Excerpt #41 from my book, Religion, An Obstacle to Human Progress
Among the most basic questions raised by human beings are those of origins. How did the human species arise? How was the earth created? What about the sun? The moon? The stars? Why do we have night and day? Why do people die?
No human society lacks answers to such questions. While these answers vary in detail, they were, for primitive peoples as a whole, similar in their basic form: People and the world exist because of a series of intentional creative acts. Moreover, this creation is usually regarded as the work of supernatural beings or forces.
Explanations to how these supernatural agents formed the earth and peopled it are known as origin myths.
Example: In the beginning, there was a period of Chaos when air, water, and matter were combined in a formless mixture. On this floated a Cosmic Egg, from which arose Gaea (Earth) and Uranus (Sky). These deities created the earth and its creatures and the Sun, Moon, and Stars. Thus, the Greeks accounted for creation.
Example: In the beginning, there were Holy People, supernatural and sacred, who lived below ground in 12 lower worlds. A great underground flood forced the Holy People to crawl to the surface of the earth through a hollow reed, where they created our known world. Changing Woman gave birth to the Hero Twins, called “Monster Slayer” and “Child of the Waters” who had many
adventures. Earth Surface People, mortals, were created, and First Man and First Woman were formed from ears of white and yellow corn. Thus, the Navajo accounted for creation.
WE CAN CONVINCE OURSELVES OF ANYTHING.
Certain myths are all but universal, and their extensive distribution attests to their antiquity. The best example of this is the famous Flood myth. The Flood story recorded in the Bible was by no means original with the ancient Hebrews but was derived by them from the earlier Gilgamesh Epic of the Babylonians. But the Babylonian version in turn drew on a pre-existing Flood myth that no doubt went back thousands of years earlier. So old is the Flood myth, in fact, it is known to practically every human society from aboriginal Australia to Tierra del Fuego.

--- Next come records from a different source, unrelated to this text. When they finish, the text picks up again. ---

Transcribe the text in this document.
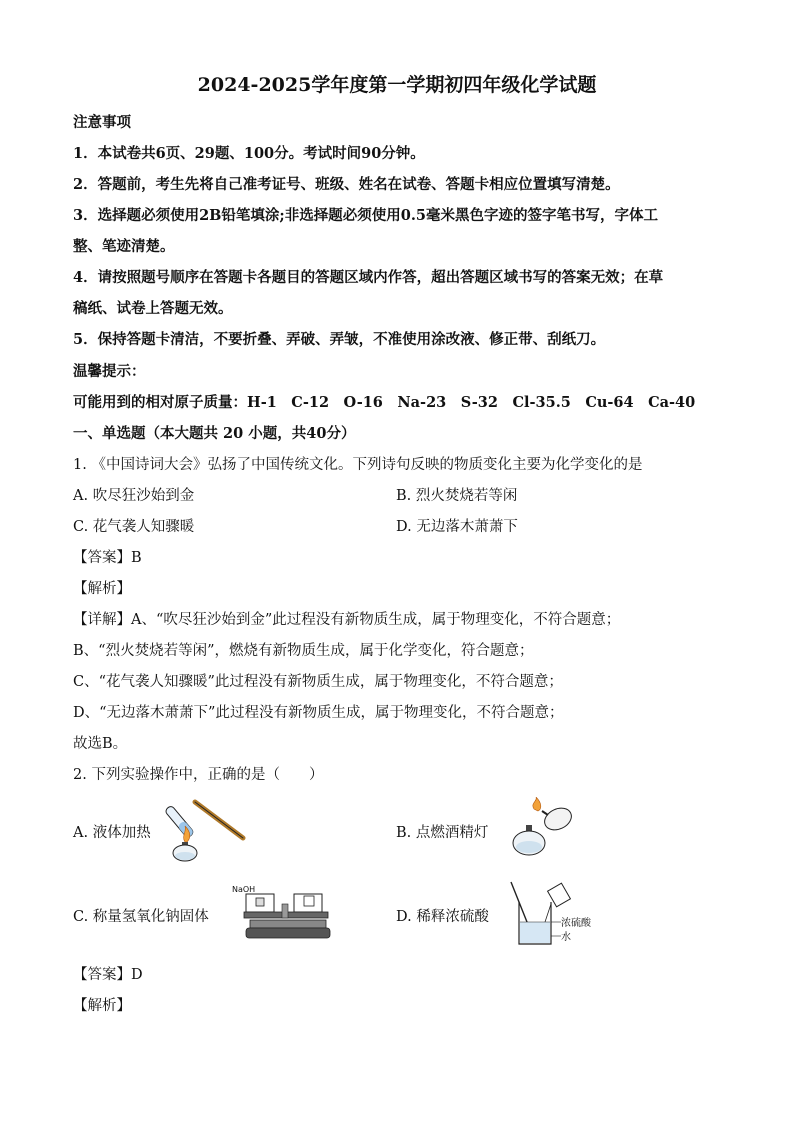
2024-2025学年度第一学期初四年级化学试题
注意事项
1．本试卷共6页、29题、100分。考试时间90分钟。
2．答题前，考生先将自己准考证号、班级、姓名在试卷、答题卡相应位置填写清楚。
3．选择题必须使用2B铅笔填涂;非选择题必须使用0.5毫米黑色字迹的签字笔书写，字体工
整、笔迹清楚。
4．请按照题号顺序在答题卡各题目的答题区域内作答，超出答题区域书写的答案无效；在草
稿纸、试卷上答题无效。
5．保持答题卡清洁，不要折叠、弄破、弄皱，不准使用涂改液、修正带、刮纸刀。
温馨提示：
可能用到的相对原子质量：H-1　C-12　O-16　Na-23　S-32　Cl-35.5　Cu-64　Ca-40
一、单选题（本大题共 20 小题，共40分）
1. 《中国诗词大会》弘扬了中国传统文化。下列诗句反映的物质变化主要为化学变化的是
A. 吹尽狂沙始到金	B. 烈火焚烧若等闲
C. 花气袭人知骤暖	D. 无边落木萧萧下
【答案】B
【解析】
【详解】A、“吹尽狂沙始到金”此过程没有新物质生成，属于物理变化，不符合题意；
B、“烈火焚烧若等闲”，燃烧有新物质生成，属于化学变化，符合题意；
C、“花气袭人知骤暖”此过程没有新物质生成，属于物理变化，不符合题意；
D、“无边落木萧萧下”此过程没有新物质生成，属于物理变化，不符合题意；
故选B。
2. 下列实验操作中，正确的是（　　）
A. 液体加热	B. 点燃酒精灯
C. 称量氢氧化钠固体
NaOH
D. 稀释浓硫酸	浓硫酸
水
【答案】D
【解析】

Until the rise of modern science, origin myths provided the only answers possible to such questions. Thus, myths embody the state and limitation of human thought about origins for more than 99% of human history.
Origin myths should not be thought of as the work of a few creative geniuses. They are, instead, the product of untold thousands of narrators who, in telling and retelling a myth, have embellished it here, dropped a character there, transposed two incidents, amplified a cryptic part, given greater motive or justification to an action, and so on.
Because they continuously change, then, there is no “official” version of a myth. Indeed, even in the same village one may readily obtain half a dozen versions of the same myth.
Beliefs about the origin of human beings fall into three main types:
(1) they have always existed on earth,
(2) they did not always exist but were created in some way, and
(3) they previously existed, but in another world and somehow brought to this one.
Primitive myths tell of a Golden Age when life was utopian, discord was unknown, tools worked themselves, and sickness and death were nonexistent. But something went wrong, knowledge was gained (or sin discovered), and ever since, travail, misfortune, and death have been the lot of mankind.
This notion of a Fall of Man is familiar to readers of the Bible. There is little doubt among anthropologists and Biblical scholars that many of the creation stories in the Bible are pre-Biblical, going back thousands of years.
Not until the rise of modern science in the last few centuries has a different account of human and cosmic origins emerged. Applying newly developed concepts and instruments, science has given us a fuller and truer account of the origin of man and his universe than ever before possible. These explanations, constantly subjected to verification and correction, are more probable and more precise.